Whether taken as criticism or simply as an observation of Uzumaki's unconventional structure, Uzumaki unmistakably succeeds visually (and viscerally), in both individual shots and specific scenes. Whether it’s the placement of characters or objects in a shot (e.g., students standing passively, heads down, outside classrooms, Toshio sitting inside a roomful of spiral objects, Kirie’s nightmare vision) or camerawork and editing, For example, Kirie’s discovery of Toshio’s body occurs off screen, with the camera first following Kirie as she walks up to Shuichi’s house, then slowly tracks backward, allowing only the soundtrack to reveal Kirie’s awful discovery (Higuchinsky also adds a visual exclamation mark to end the scene).
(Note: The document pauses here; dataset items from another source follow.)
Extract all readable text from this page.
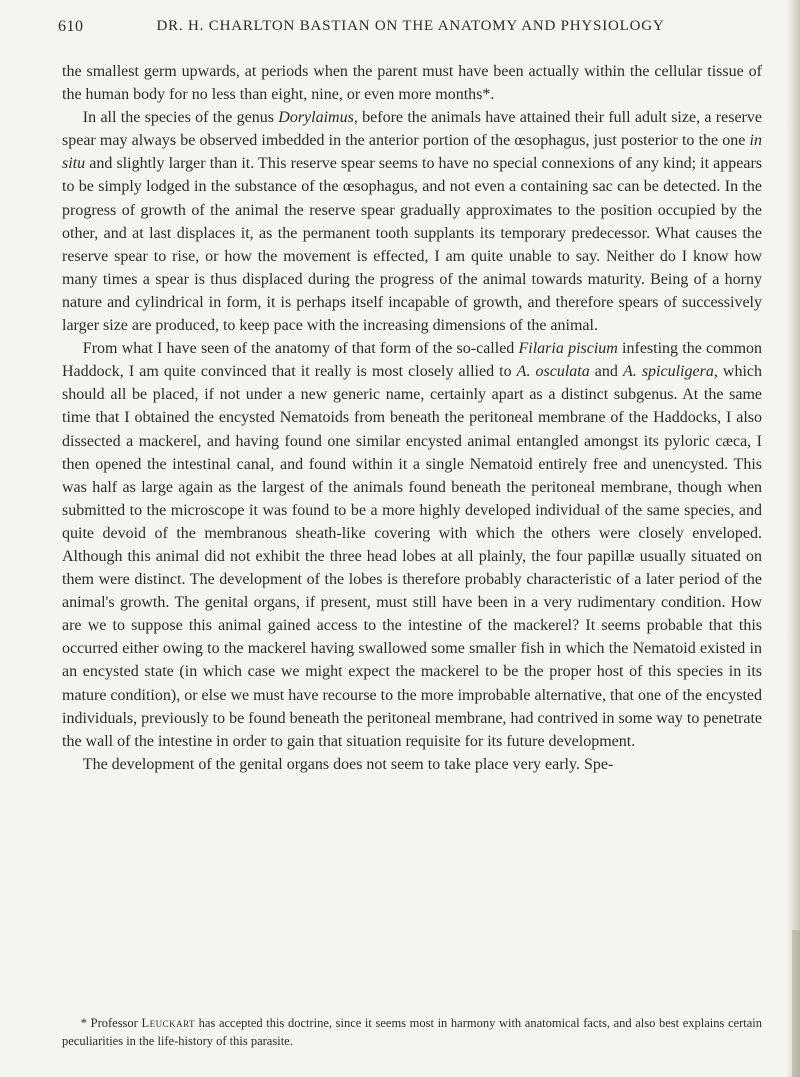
610	DR. H. CHARLTON BASTIAN ON THE ANATOMY AND PHYSIOLOGY

the smallest germ upwards, at periods when the parent must have been actually within the cellular tissue of the human body for no less than eight, nine, or even more months*.

In all the species of the genus Dorylaimus, before the animals have attained their full adult size, a reserve spear may always be observed imbedded in the anterior portion of the œsophagus, just posterior to the one in situ and slightly larger than it. This reserve spear seems to have no special connexions of any kind; it appears to be simply lodged in the substance of the œsophagus, and not even a containing sac can be detected. In the progress of growth of the animal the reserve spear gradually approximates to the position occupied by the other, and at last displaces it, as the permanent tooth supplants its temporary predecessor. What causes the reserve spear to rise, or how the movement is effected, I am quite unable to say. Neither do I know how many times a spear is thus displaced during the progress of the animal towards maturity. Being of a horny nature and cylindrical in form, it is perhaps itself incapable of growth, and therefore spears of successively larger size are produced, to keep pace with the increasing dimensions of the animal.

From what I have seen of the anatomy of that form of the so-called Filaria piscium infesting the common Haddock, I am quite convinced that it really is most closely allied to A. osculata and A. spiculigera, which should all be placed, if not under a new generic name, certainly apart as a distinct subgenus. At the same time that I obtained the encysted Nematoids from beneath the peritoneal membrane of the Haddocks, I also dissected a mackerel, and having found one similar encysted animal entangled amongst its pyloric cæca, I then opened the intestinal canal, and found within it a single Nematoid entirely free and unencysted. This was half as large again as the largest of the animals found beneath the peritoneal membrane, though when submitted to the microscope it was found to be a more highly developed individual of the same species, and quite devoid of the membranous sheath-like covering with which the others were closely enveloped. Although this animal did not exhibit the three head lobes at all plainly, the four papillæ usually situated on them were distinct. The development of the lobes is therefore probably characteristic of a later period of the animal's growth. The genital organs, if present, must still have been in a very rudimentary condition. How are we to suppose this animal gained access to the intestine of the mackerel? It seems probable that this occurred either owing to the mackerel having swallowed some smaller fish in which the Nematoid existed in an encysted state (in which case we might expect the mackerel to be the proper host of this species in its mature condition), or else we must have recourse to the more improbable alternative, that one of the encysted individuals, previously to be found beneath the peritoneal membrane, had contrived in some way to penetrate the wall of the intestine in order to gain that situation requisite for its future development.

The development of the genital organs does not seem to take place very early. Spe-

* Professor Leuckart has accepted this doctrine, since it seems most in harmony with anatomical facts, and also best explains certain peculiarities in the life-history of this parasite.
In deciding to de-saturate the film stock, leaving green as the primary color (only Kirie’s red umbrella and jacket are allowed to disrupt the monochrome color scheme), Higuchinsky may have taken one step too far into artistic pretension. Presumably, in choosing a limited color palette, Higuchinsky strove to create a sense of defamiliarization for the audience, a world recognizably our own and yet not our own (in other words, the uncanny). The washed out color scheme, however, also undermines audience identification with the characters. The result: audience disengagement (with the characters’ on screen ennui mirrored by the audience's boredom). Uzumaki is undeniably flawed, and given its art-house pretensions, a film of limited appeal to mainstream or genre audiences, but its richly inventive visuals make Uzumaki (almost) essential viewing.